RTM is when the code is completed and signed off. GA, or general availability, is when that RTM'ed code is finally made available to the general public. Even though there is a full three months between RTM and GA, there is no difference between the RTM code and what you get when you get Windows at GA. The RTM bits are the GA bits. RTM is "we're done with the code", and GA is "we're done with the packaging, distribution, marketing, etc., and are read to sell it".

When GA comes, you can get Windows in two flavors: retail, which is what you buy at a store, is a less restrictive license (you can transfer it between machines, as long as only one machine is activated at a time), and you are entitled to support from Microsoft. OEM is a cheaper license, that you get when you get Windows bundled with a PC or if you buy a "system builder" copy from places like Newegg.

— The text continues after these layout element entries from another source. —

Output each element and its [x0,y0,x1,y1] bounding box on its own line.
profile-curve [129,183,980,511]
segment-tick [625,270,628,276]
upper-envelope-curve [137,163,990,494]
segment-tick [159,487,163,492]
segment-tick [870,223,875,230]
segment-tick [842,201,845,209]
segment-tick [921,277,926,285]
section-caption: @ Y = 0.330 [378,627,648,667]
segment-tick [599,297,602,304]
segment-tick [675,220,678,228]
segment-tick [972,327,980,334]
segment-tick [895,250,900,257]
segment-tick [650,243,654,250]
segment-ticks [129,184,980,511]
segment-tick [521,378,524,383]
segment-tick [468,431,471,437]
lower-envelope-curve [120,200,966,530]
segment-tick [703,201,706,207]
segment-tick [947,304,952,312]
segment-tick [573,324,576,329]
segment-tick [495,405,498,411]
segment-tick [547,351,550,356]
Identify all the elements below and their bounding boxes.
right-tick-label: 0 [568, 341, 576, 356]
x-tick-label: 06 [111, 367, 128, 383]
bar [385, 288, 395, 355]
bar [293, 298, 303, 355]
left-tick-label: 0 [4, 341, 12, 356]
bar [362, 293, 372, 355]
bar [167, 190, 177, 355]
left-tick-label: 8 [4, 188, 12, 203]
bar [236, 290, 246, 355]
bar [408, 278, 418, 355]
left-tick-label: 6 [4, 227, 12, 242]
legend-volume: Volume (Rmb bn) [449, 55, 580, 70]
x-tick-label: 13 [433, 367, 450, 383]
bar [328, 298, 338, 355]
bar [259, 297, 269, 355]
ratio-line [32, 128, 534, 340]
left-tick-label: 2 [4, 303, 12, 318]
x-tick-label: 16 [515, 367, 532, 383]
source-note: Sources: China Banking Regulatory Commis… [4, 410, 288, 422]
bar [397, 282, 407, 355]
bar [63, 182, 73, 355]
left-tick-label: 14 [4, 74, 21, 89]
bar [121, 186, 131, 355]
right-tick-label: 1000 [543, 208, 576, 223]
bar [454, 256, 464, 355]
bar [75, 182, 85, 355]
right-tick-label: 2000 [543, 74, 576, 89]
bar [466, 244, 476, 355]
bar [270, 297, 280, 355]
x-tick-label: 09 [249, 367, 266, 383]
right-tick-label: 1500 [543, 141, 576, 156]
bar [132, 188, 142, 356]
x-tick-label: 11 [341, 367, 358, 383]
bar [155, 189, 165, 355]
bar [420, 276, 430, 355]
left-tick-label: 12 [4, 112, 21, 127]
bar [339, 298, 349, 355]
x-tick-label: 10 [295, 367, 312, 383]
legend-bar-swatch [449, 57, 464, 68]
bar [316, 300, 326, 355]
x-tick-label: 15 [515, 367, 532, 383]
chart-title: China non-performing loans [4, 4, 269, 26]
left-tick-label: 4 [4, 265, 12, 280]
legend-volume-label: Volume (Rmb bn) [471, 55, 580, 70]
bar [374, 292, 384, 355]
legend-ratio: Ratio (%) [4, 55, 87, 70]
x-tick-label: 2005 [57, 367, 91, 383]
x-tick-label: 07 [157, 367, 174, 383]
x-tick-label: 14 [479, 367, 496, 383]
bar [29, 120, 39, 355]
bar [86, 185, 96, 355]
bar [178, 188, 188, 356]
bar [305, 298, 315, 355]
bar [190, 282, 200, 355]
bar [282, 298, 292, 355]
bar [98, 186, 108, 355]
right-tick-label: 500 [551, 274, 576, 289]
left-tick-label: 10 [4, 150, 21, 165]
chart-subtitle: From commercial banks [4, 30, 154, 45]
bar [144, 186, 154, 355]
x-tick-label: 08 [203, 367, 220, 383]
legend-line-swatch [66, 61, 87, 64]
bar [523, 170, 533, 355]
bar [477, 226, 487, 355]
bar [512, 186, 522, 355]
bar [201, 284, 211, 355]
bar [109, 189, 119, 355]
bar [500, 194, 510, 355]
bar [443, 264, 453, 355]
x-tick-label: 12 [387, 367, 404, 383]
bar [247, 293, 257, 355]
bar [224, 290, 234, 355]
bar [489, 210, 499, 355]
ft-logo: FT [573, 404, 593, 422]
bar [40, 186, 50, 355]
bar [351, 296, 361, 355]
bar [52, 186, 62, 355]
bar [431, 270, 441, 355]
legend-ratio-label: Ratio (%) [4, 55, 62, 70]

OEM is cheaper because it's locked to a system (you can't transfer your license to another machine), and you are not entitled to tech support (the person who built your computer is responsible).

Generally speaking, there are two types of OEMs: regular and "royalty". Regular OEM is what you get when you buy a "system builder" OEM Windows. Except for the label on the disc, regular OEM discs are the same as retail discs, and they install the exact same bits as a retail disc. The difference is not in the disc, but in the key: if you activate Windows with a OEM key, that key is forever tied to your system, whereas if you use a retail key to activate, you can move that activation to another computer in the future.

The big PC makers like Dell, HP, and Sony are classified as "royalty OEMs" by Microsoft. They will often customize their disc by including logos, extra drivers, and/or hotfixes. Their discs will also include a special certificate that Windows uses to authenticate your computer's BIOS (which lets the royalty OEMs use something called SLP, which sorta allows them to bypass the hassle of activation)."

That explains a lot!

Thank you for your excellent explanation!